Mustakim and his team prepared a google doc interviewee form in which a dengue affected person or one who knows a dengue affected person fill up certain information and upload it.
Upon receiving data from different interviewees, a designed algorithm creates the map in where, red marked circles show the area with the most dengue affected persons in the city.
The more data the algorithm is fed, the accurate the result it produces, Mustakim said adding that for larger data input set, the google doc interview form is circulated in social media.
This idea implemented by Mustakim is not a thing. In the last few years, many Southeast Asian cities are researching on how new technologies, including internet tools such as social media or mobile devices coupled with global positioning systems enable a new form of infectious disease information to be garnered directly from citizens.
These crowd sourced data evade potentially constraining infrastructure costs and regulations, can be generated in real time, and can be used to fill in gaps in health information due to barriers in health-seeking behaviors through traditional systems, said the experts.
Furthermore, these tools can now be deployed at scales that enable information to be garnered at a population level, experts added.
Researchers at Nanyang Technological University (NTU) in Singapore have developed a social media-based system called Mo-Buzz that can predict where and when dengue might occur.
It combines a web system that taps into historical data on weather and dengue incidents and swift reports by the public on mosquito bites and breeding sites via smart phones and tablets.
These reports are geo-tagged to the user’s location and shown live on Google Maps in the system.
This real-time information can boost the authorities’ efforts to keep a constant eye on the spread of dengue and, more importantly, help in using resources more accurately and in a more targeted manner.
The system is developed by NTU at the Centre of Social Media Innovations for Communities (COSMIC), which, as its name suggests, aims to develop social media innovations to bring about self help in a more integrated society.
Mo-Buzz is a combination of a public health surveillance web application, integrated with a social media-based mobile app.

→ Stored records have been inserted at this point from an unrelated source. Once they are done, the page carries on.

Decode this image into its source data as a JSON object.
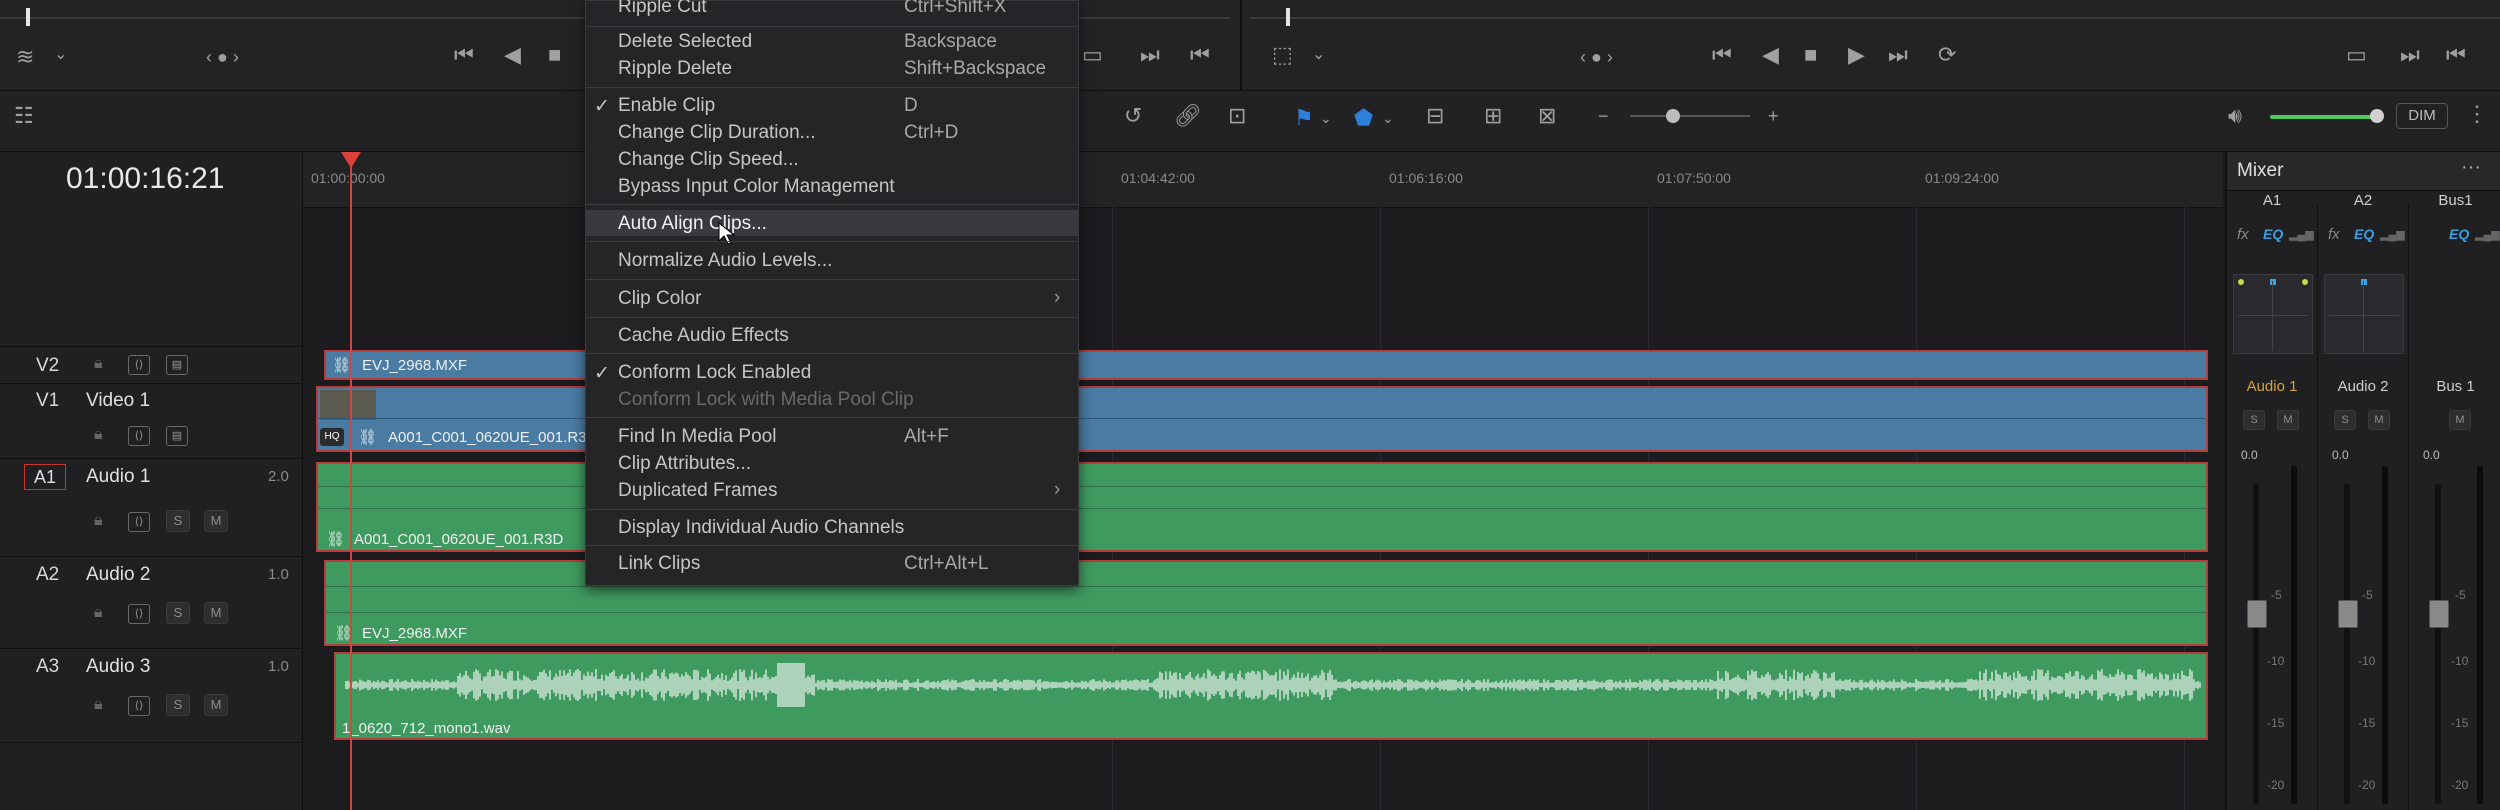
{
  "timecode": "01:00:16:21",
  "ruler_ticks": [
    "01:00:00:00",
    "01:04:42:00",
    "01:06:16:00",
    "01:07:50:00",
    "01:09:24:00"
  ],
  "context_menu": {
    "items": [
      {
        "label": "Ripple Cut",
        "shortcut": "Ctrl+Shift+X",
        "disabled": false
      },
      {
        "label": "Delete Selected",
        "shortcut": "Backspace"
      },
      {
        "label": "Ripple Delete",
        "shortcut": "Shift+Backspace"
      },
      {
        "label": "Enable Clip",
        "shortcut": "D",
        "checked": true
      },
      {
        "label": "Change Clip Duration...",
        "shortcut": "Ctrl+D"
      },
      {
        "label": "Change Clip Speed...",
        "shortcut": ""
      },
      {
        "label": "Bypass Input Color Management",
        "shortcut": ""
      },
      {
        "label": "Auto Align Clips...",
        "shortcut": "",
        "highlighted": true
      },
      {
        "label": "Normalize Audio Levels...",
        "shortcut": ""
      },
      {
        "label": "Clip Color",
        "shortcut": "",
        "submenu": true
      },
      {
        "label": "Cache Audio Effects",
        "shortcut": ""
      },
      {
        "label": "Conform Lock Enabled",
        "shortcut": "",
        "checked": true
      },
      {
        "label": "Conform Lock with Media Pool Clip",
        "shortcut": "",
        "disabled": true
      },
      {
        "label": "Find In Media Pool",
        "shortcut": "Alt+F"
      },
      {
        "label": "Clip Attributes...",
        "shortcut": ""
      },
      {
        "label": "Duplicated Frames",
        "shortcut": "",
        "submenu": true
      },
      {
        "label": "Display Individual Audio Channels",
        "shortcut": ""
      },
      {
        "label": "Link Clips",
        "shortcut": "Ctrl+Alt+L"
      }
    ]
  },
  "tracks": {
    "v2": {
      "id": "V2",
      "clip": "EVJ_2968.MXF"
    },
    "v1": {
      "id": "V1",
      "name": "Video 1",
      "clip": "A001_C001_0620UE_001.R3D",
      "badge": "HQ"
    },
    "a1": {
      "id": "A1",
      "name": "Audio 1",
      "ch": "2.0",
      "clip": "A001_C001_0620UE_001.R3D",
      "s": "S",
      "m": "M"
    },
    "a2": {
      "id": "A2",
      "name": "Audio 2",
      "ch": "1.0",
      "clip": "EVJ_2968.MXF",
      "s": "S",
      "m": "M"
    },
    "a3": {
      "id": "A3",
      "name": "Audio 3",
      "ch": "1.0",
      "clip": "1_0620_712_mono1.wav",
      "s": "S",
      "m": "M"
    }
  },
  "toolbar": {
    "dim_label": "DIM"
  },
  "mixer": {
    "title": "Mixer",
    "columns": [
      {
        "head": "A1",
        "fx": "fx",
        "eq": "EQ",
        "name": "Audio 1",
        "s": "S",
        "m": "M",
        "level": "0.0",
        "name_color": "#d8a23a"
      },
      {
        "head": "A2",
        "fx": "fx",
        "eq": "EQ",
        "name": "Audio 2",
        "s": "S",
        "m": "M",
        "level": "0.0",
        "name_color": "#cfcfcf"
      },
      {
        "head": "Bus1",
        "fx": "",
        "eq": "EQ",
        "name": "Bus 1",
        "s": "",
        "m": "M",
        "level": "0.0",
        "name_color": "#cfcfcf"
      }
    ],
    "scale": [
      "-5",
      "-10",
      "-15",
      "-20"
    ]
  },
  "colors": {
    "accent_blue": "#2d7fd8",
    "playhead": "#e0403c",
    "video_clip": "#4a7ba3",
    "audio_clip": "#3f9a5f",
    "volume": "#4ec95a"
  }
}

By leveraging crowd sourcing and advanced computing, Mo-Buzz can potentially predict dengue outbreaks weeks in advance, and enable users to help health authorities monitor the spread of dengue in real-time using their mobile devices.
E-commerce Association of Bangladesh (ECAB), in association with five different ministries of the government have followed the model of Mo-Buzz and developed an app here in Bangladesh called “Stop-dengue”
Explaining the purpose of Stop Dengue, Abdul Wahed, secretary general of ECAB said that what we’re hoping to do with a dynamic system like “Stop-dengue” is to create active channels of communication between citizens and health authorities during the dengue season.”
He said the main advantage is that it helps everyone take preventive action well ahead of time, which is what is important for preventing dengue and saving lives.
“If you download the Stop-dengue app, you will see that there is an option of taking photo and submitting it. If you see a potential breeding ground of Aedes mosquito, just snap a photo and submit it, the central server will detect the location,” he said.
“This is how we will identify all the breeding grounds of mosquito and the send their information to the city corporations. The city corporations will take appropriate measures there,” he added.